What does it take to get our attention?

Those of us who still have common sense must be wondering this as we watch tragedy after tragedy unfold, experience or see natural disasters unleash their fury and hear the spewing of venomous statement after venomous statement from the right, the left and the middle, with hate and bigotry at its core.

Could it be that our politics has done this to us, turned our country into a hate-mongering society, where harming first and asking questions later is quickly becoming the horrifying norm? Are we merely accepting that this is the way life in America must be now? Don’t we have a responsibility to bring about change?

We think the answer is yes.

While we still contend that there are far more good people than evil ones in our midst,with anger rising and hope diminishing, how long will it be before we can no long, with assurance, make that statement?

From pipe bombs being sent to former presidents to the tragic shooting deaths of 11 people inside a synagogue in what is being referred to as the deadliest rampage against the Jewish community in US history, evil has been unleashed yet again.

And that begs our question: what does it take to get our attention? Extended further, perhaps the question should be: when will we learn to get along, to exist in a world with people, different perhaps than we are, but still our neighbors?

We have allowed hate-spewing politicians, ratings-hungry 24-7 news channels and our own innate prejudices to kidnap our humanity and blind us to the fact that we are all very flawed individuals who need one another.

While not everyone who reads these editorials are of the Christian faith, it is that faith that we rely upon as we make an urgent plea to people of all religions, all races, all socio-economic classes, all political persuasions and all sexual persuasions to learn to get along once again, to exist side by side in peace, pulling for one another to be successful in a land that has always stood apart because of its freedoms and because of the hope it offered to all.

In God’s holy word, the Bible, in Jeremiah 22:17, the prophet warned against building palaces while bullying people. “But thine eyes and thine heart are not but for they coveteousness, and for to shed innocent blood, and for oppression, and for violence, to do it.”

God calls us to love our neighbor. It is, along with loving the Lord thy God with all thine heart, the greatest commandment.

And our neighbor isn’t just those who are easy to love, easy to agree with, easy to care for. Our neighbor is the downtrodden; the lost; the Christian and the Muslim; the rich and the poor; the Democrat and the Republican; the thief and the righteous. And the list just goes on and on. It is not up to us to judge them; it is our call to love them.

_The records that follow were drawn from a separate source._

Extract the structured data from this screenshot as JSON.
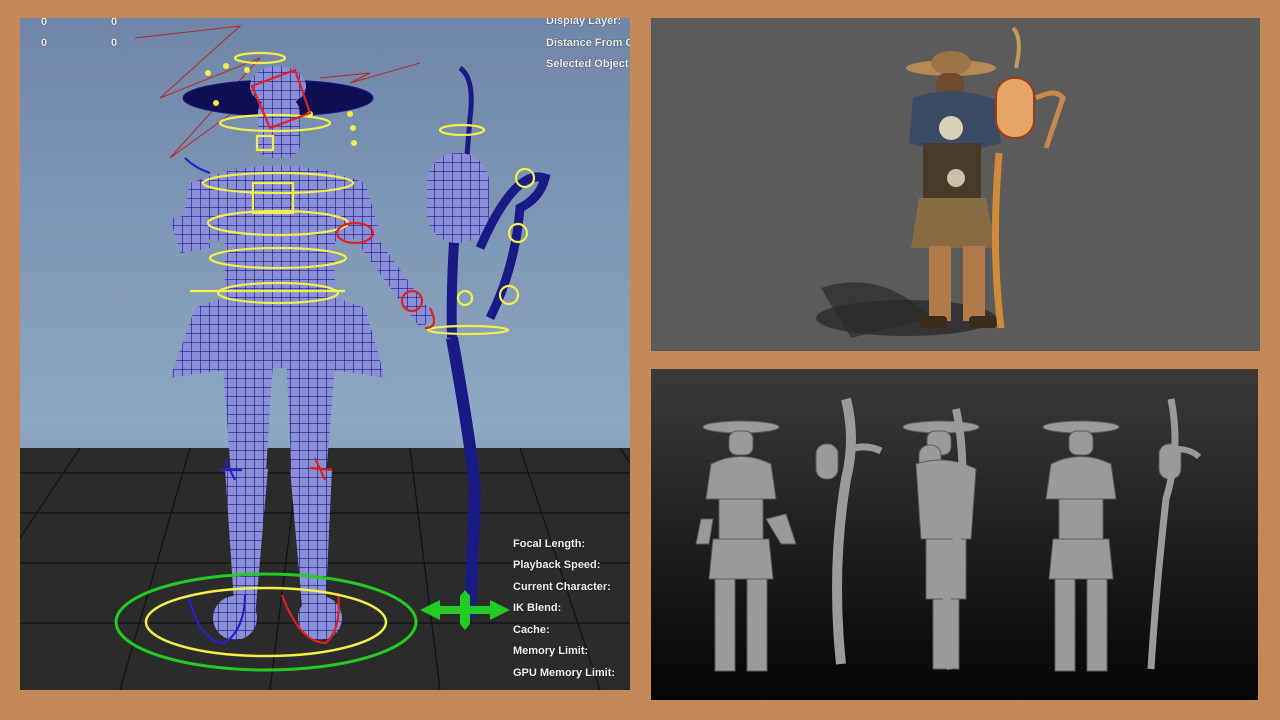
{
  "viewport": {
    "hud_top_left": {
      "row1": [
        "0",
        "0"
      ],
      "row2": [
        "0",
        "0"
      ]
    },
    "hud_top_right": [
      "Display Layer:",
      "Distance From C",
      "Selected Object"
    ],
    "hud_bottom_right": [
      "Focal Length:",
      "Playback Speed:",
      "Current Character:",
      "IK Blend:",
      "Cache:",
      "Memory Limit:",
      "GPU Memory Limit:"
    ],
    "colors": {
      "wire": "#1a1a86",
      "control_yellow": "#f4f04a",
      "control_red": "#e02020",
      "control_blue": "#2222cc",
      "control_green": "#22cc22"
    }
  },
  "render_panel": {
    "subject": "textured character with lantern staff"
  },
  "sculpt_panel": {
    "views": [
      "front-character",
      "staff-side",
      "side-character",
      "back-character"
    ]
  },
  "background_color": "#c38a58"
}
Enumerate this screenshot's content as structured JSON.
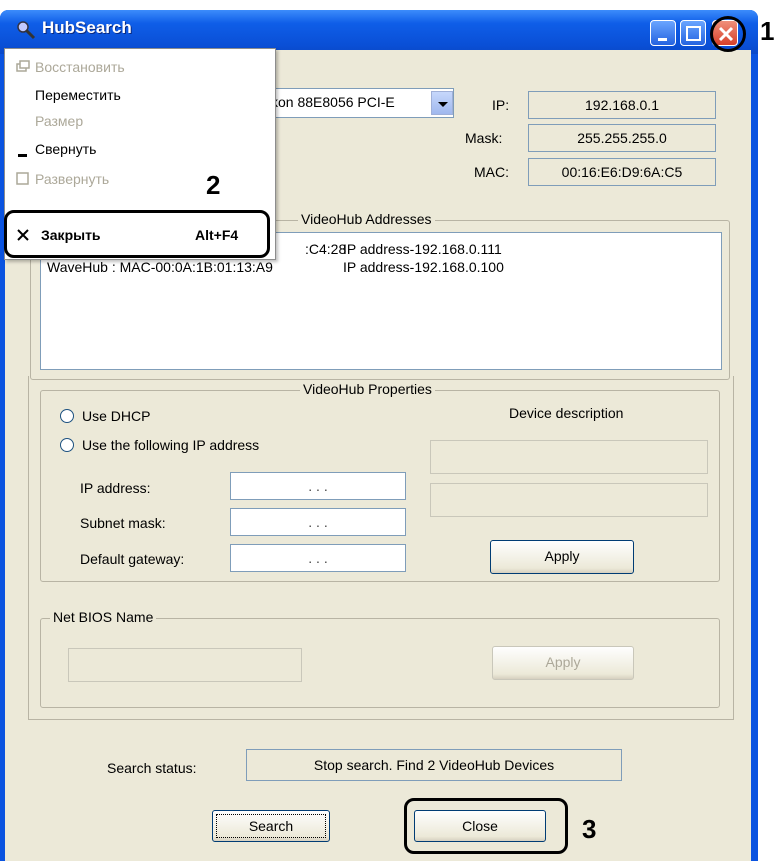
{
  "window": {
    "title": "HubSearch"
  },
  "network": {
    "adapter_value": "kon 88E8056 PCI-E",
    "ip_label": "IP:",
    "ip_value": "192.168.0.1",
    "mask_label": "Mask:",
    "mask_value": "255.255.255.0",
    "mac_label": "MAC:",
    "mac_value": "00:16:E6:D9:6A:C5"
  },
  "addresses": {
    "legend": "VideoHub Addresses",
    "items": [
      {
        "device": ":C4:28",
        "ip": "IP address-192.168.0.111"
      },
      {
        "device": "WaveHub : MAC-00:0A:1B:01:13:A9",
        "ip": "IP address-192.168.0.100"
      }
    ]
  },
  "properties": {
    "legend": "VideoHub Properties",
    "use_dhcp": "Use DHCP",
    "use_static": "Use the following IP address",
    "ip_label": "IP address:",
    "subnet_label": "Subnet mask:",
    "gateway_label": "Default gateway:",
    "ip_placeholder": ". . .",
    "description_label": "Device description",
    "apply": "Apply"
  },
  "netbios": {
    "legend": "Net BIOS Name",
    "apply": "Apply"
  },
  "search": {
    "status_label": "Search status:",
    "status_value": "Stop search. Find 2 VideoHub Devices",
    "search_button": "Search",
    "close_button": "Close"
  },
  "context_menu": {
    "items": [
      {
        "label": "Восстановить",
        "disabled": true
      },
      {
        "label": "Переместить",
        "disabled": false
      },
      {
        "label": "Размер",
        "disabled": true
      },
      {
        "label": "Свернуть",
        "disabled": false
      },
      {
        "label": "Развернуть",
        "disabled": true
      },
      {
        "label": "Закрыть",
        "shortcut": "Alt+F4",
        "disabled": false,
        "bold": true
      }
    ]
  },
  "annotations": {
    "one": "1",
    "two": "2",
    "three": "3"
  }
}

Our neighbor is every man, woman and child. And our duty is to treat them all fairly (as we would want to be treated), to offer them hope and to love them as we do ourselves.

Whether you are Christian or of some other faith, the tenet of loving your neighbor remains the source of hope we can offer to someone else. It is the thing that can and will change the world.

Jeff Blattner, a member of the University of Colorado Law School, said in a Washington Post column after the Pittsburgh massacre, “I fear we’ve gotten away from seeing all Americans as “us” — from seeing all Americans’ problems as worthy of our attention…”

We would take it a step further to say we have gotten away from seeing each other as neighbors both in America and abroad and we’ve let others play to our fears and incite a divisive, hate-filled spirit within us.

It is not too late to change; to end the cycle of hatred and work to inspire a hope that brings with it new promise for even the least among us.

But we have to heed the warnings, stop spewing hate and stop supporting those who do and return to a people who work for justice, stand for fairness and show mercy to our neighbors.

Our attention is needed. Won’t you give it today?